Eddy Elfenbein at Crossing Wall Street pointed out that Dell went public in 1988 at $8.50 – but the shares have since split an astounding 96-for-1, meaning that the adjusted initial public offering price is just 8.85 cents.

In other words, if you had bought the stock at the IPO price – it fell considerably lower by early 1990, giving you plenty of opportunity to buy-in low – and held through the technology bust in 2000, the financial crisis in 2009 and concerns about the future of the personal computer late last year, you would still be ahead more than 15,000 per cent. An initial investment of $2,000 would be worth more than $300,000 by the time the stock is removed from trading.

To be sure, the $24.4-billion LBO might frustrate many investors who had been betting on a resurgent Dell – those who bought into the strategy of diversifying beyond personal computers and into servers, software and business services; and who saw the billions of dollars in annual net operating cash flow as a reason to believe that the annual dividend of 32 cents a share would rise considerably.

For them, the LBO looks opportunistic: Mr. Dell and Silver Lake are getting all the upside potential at a deeply discounted price – at least, relative to where the price stood five years ago.

And while the comparison between the takeout price to the IPO price might reward long-long-term investors, it doesn't do much to ease the pain among those who have held the stock over the past 15 years and have nothing to show for their patience.

However, rather than skewering the advantages of buy-and-hold investing, the ups and downs of recent years merely illustrate how important it is to avoid stocks with absurd valuations. The real casualties among Dell shareholders are those who bought near the peak of the technology bubble in 2000 – Dell shares then traded for more than 60-times trailing earnings. Today, its PE ratio has shrivelled to about 8.

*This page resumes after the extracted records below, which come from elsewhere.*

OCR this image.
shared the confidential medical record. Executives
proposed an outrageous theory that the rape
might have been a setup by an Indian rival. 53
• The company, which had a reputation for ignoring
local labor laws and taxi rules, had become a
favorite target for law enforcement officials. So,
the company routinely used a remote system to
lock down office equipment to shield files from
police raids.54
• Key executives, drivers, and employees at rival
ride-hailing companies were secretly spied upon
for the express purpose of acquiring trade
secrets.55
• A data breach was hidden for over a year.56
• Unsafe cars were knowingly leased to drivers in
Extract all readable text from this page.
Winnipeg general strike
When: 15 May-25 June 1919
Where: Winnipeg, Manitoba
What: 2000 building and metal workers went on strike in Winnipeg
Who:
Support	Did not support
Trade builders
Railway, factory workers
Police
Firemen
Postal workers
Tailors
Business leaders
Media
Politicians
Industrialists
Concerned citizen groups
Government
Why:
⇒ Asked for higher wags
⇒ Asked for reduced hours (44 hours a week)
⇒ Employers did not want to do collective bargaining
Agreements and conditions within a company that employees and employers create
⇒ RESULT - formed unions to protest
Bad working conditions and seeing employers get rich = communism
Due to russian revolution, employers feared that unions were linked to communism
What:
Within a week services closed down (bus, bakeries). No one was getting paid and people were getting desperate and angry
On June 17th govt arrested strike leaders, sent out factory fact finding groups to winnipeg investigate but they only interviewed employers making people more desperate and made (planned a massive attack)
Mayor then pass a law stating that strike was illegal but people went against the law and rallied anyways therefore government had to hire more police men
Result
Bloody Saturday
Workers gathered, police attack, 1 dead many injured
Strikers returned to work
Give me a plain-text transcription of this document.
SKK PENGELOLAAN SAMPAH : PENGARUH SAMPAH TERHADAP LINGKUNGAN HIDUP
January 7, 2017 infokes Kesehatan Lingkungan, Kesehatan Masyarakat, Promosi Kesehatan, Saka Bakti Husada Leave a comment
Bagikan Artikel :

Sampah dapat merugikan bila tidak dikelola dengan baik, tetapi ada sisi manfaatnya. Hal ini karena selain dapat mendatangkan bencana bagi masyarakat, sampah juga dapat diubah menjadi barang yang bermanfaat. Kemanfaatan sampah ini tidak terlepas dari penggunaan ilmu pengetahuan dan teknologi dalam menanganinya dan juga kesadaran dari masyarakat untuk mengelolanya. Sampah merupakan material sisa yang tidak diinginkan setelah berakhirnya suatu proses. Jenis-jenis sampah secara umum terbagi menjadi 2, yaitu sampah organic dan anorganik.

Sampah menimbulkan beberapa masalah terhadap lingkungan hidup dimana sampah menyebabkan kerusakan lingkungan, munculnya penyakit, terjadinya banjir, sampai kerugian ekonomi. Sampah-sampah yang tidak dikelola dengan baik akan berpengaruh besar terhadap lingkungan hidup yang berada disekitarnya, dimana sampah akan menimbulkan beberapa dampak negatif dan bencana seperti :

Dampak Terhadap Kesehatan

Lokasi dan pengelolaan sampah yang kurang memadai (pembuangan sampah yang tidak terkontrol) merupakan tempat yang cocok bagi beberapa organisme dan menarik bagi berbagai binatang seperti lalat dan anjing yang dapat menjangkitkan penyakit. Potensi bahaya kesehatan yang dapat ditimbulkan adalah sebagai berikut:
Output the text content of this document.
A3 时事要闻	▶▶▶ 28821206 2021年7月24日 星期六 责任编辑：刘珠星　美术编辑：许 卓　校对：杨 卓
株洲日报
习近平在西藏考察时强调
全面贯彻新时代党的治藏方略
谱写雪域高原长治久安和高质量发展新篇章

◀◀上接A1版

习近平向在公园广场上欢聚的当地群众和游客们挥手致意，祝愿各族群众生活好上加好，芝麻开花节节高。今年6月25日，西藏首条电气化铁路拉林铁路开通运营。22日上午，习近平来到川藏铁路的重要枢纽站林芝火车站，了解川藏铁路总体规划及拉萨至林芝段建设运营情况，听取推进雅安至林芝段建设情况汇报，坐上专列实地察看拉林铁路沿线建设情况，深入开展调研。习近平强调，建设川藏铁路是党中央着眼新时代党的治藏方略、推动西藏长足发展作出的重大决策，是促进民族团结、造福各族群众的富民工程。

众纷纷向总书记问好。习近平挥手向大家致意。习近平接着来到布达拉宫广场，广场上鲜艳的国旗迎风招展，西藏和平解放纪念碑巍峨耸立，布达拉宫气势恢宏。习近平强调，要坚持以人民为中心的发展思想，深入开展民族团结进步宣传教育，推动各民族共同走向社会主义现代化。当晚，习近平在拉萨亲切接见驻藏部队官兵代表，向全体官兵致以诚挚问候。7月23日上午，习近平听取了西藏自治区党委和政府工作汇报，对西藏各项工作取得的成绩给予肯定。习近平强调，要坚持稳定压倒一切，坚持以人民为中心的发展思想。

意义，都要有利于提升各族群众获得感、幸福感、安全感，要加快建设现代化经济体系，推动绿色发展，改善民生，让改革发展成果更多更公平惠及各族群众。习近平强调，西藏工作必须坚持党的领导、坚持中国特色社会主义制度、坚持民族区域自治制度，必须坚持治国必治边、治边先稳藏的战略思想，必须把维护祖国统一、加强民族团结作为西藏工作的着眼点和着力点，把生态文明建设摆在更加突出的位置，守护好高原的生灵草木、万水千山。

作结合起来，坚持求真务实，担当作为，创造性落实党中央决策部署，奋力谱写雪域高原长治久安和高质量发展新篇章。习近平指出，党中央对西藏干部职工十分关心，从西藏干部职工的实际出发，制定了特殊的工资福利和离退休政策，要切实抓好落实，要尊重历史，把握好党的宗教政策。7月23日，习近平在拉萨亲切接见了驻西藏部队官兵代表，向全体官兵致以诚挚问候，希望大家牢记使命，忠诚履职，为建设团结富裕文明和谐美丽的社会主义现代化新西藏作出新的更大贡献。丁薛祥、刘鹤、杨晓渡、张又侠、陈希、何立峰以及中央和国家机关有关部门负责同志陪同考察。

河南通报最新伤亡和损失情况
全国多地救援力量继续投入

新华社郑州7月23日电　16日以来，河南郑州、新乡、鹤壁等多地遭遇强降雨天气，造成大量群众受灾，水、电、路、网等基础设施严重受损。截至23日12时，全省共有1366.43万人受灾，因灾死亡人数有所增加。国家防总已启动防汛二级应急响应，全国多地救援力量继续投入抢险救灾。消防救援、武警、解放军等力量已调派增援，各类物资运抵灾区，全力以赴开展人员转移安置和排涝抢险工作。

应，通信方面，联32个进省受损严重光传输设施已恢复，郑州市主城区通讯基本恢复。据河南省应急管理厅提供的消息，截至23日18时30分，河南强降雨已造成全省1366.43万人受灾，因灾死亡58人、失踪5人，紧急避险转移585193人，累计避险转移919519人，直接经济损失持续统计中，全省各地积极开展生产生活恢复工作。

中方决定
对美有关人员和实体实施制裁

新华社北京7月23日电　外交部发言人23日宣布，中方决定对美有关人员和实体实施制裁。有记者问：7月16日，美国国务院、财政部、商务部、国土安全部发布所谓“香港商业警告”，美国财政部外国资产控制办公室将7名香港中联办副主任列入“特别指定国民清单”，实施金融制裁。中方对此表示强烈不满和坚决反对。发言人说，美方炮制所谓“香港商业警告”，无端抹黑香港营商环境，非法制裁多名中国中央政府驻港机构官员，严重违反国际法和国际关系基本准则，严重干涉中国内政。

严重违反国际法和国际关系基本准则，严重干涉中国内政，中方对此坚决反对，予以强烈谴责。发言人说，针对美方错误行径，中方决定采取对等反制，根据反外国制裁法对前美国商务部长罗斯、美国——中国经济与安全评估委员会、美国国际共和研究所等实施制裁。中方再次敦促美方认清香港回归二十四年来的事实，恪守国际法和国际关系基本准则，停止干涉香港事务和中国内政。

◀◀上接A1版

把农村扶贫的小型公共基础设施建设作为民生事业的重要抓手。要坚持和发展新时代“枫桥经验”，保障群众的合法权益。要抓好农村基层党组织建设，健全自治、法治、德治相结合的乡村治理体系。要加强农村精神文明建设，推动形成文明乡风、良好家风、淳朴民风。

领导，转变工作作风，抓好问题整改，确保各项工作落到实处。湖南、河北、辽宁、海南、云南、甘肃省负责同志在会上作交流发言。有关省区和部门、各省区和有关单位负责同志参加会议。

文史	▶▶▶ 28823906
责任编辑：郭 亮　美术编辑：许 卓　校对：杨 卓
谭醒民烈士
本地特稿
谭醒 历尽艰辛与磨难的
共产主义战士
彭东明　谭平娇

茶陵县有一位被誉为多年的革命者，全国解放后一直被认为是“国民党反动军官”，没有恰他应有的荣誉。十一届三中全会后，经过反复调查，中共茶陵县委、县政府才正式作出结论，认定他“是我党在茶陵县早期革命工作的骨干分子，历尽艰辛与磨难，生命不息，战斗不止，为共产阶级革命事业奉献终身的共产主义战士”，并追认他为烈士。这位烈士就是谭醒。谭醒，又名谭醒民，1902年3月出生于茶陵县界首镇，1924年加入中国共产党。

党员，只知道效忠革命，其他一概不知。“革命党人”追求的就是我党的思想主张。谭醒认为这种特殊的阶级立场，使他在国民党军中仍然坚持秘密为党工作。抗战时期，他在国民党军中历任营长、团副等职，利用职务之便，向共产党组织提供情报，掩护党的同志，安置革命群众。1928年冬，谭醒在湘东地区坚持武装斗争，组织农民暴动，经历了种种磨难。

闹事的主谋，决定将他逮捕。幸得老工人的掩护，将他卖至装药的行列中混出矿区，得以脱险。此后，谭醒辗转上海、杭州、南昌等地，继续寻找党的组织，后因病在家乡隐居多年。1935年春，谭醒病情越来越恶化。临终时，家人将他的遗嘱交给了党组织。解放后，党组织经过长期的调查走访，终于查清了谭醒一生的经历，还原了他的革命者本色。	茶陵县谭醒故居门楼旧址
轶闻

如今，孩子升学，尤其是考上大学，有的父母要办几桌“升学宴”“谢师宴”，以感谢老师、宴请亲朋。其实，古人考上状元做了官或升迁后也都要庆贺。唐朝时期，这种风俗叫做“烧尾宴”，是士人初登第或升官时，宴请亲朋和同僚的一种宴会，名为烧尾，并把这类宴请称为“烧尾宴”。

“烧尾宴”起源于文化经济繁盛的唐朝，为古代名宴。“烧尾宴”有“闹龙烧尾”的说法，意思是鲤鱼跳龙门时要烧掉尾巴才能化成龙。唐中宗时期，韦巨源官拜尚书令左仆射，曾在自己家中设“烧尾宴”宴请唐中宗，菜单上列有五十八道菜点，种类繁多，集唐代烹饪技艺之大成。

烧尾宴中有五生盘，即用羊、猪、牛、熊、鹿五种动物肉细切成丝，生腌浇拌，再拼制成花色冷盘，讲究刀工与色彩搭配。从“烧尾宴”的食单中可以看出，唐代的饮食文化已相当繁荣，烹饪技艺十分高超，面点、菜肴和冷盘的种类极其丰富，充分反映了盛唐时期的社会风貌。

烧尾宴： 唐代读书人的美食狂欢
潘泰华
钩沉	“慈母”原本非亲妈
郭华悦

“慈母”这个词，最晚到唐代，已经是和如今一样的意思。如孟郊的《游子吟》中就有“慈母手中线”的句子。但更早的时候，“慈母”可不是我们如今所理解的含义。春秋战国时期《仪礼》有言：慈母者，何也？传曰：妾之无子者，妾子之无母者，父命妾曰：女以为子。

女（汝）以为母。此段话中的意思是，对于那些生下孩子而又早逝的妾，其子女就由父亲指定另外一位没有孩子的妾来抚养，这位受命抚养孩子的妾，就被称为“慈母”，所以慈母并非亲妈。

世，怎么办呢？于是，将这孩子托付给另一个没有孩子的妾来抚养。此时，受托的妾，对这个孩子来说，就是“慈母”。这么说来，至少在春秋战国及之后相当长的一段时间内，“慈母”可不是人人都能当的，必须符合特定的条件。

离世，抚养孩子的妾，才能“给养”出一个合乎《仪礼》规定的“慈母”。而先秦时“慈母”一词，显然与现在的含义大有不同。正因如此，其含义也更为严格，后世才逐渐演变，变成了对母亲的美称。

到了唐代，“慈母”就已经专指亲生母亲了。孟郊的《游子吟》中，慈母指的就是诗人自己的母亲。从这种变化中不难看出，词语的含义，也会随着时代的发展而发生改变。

Meanwhile, the decision to take the company private might in fact be due, at least in part, to the fickle nature of most investors, who simply cannot endure turnarounds that take time and come with occasional setbacks.

"Dell has made solid progress executing [its long-term] strategy over the past four years, but we recognize that it will still take more time, investment and patience..." Mr. Dell said in a statement.

He feels that time and patience have no place in the stock market. Sadly, he's probably right.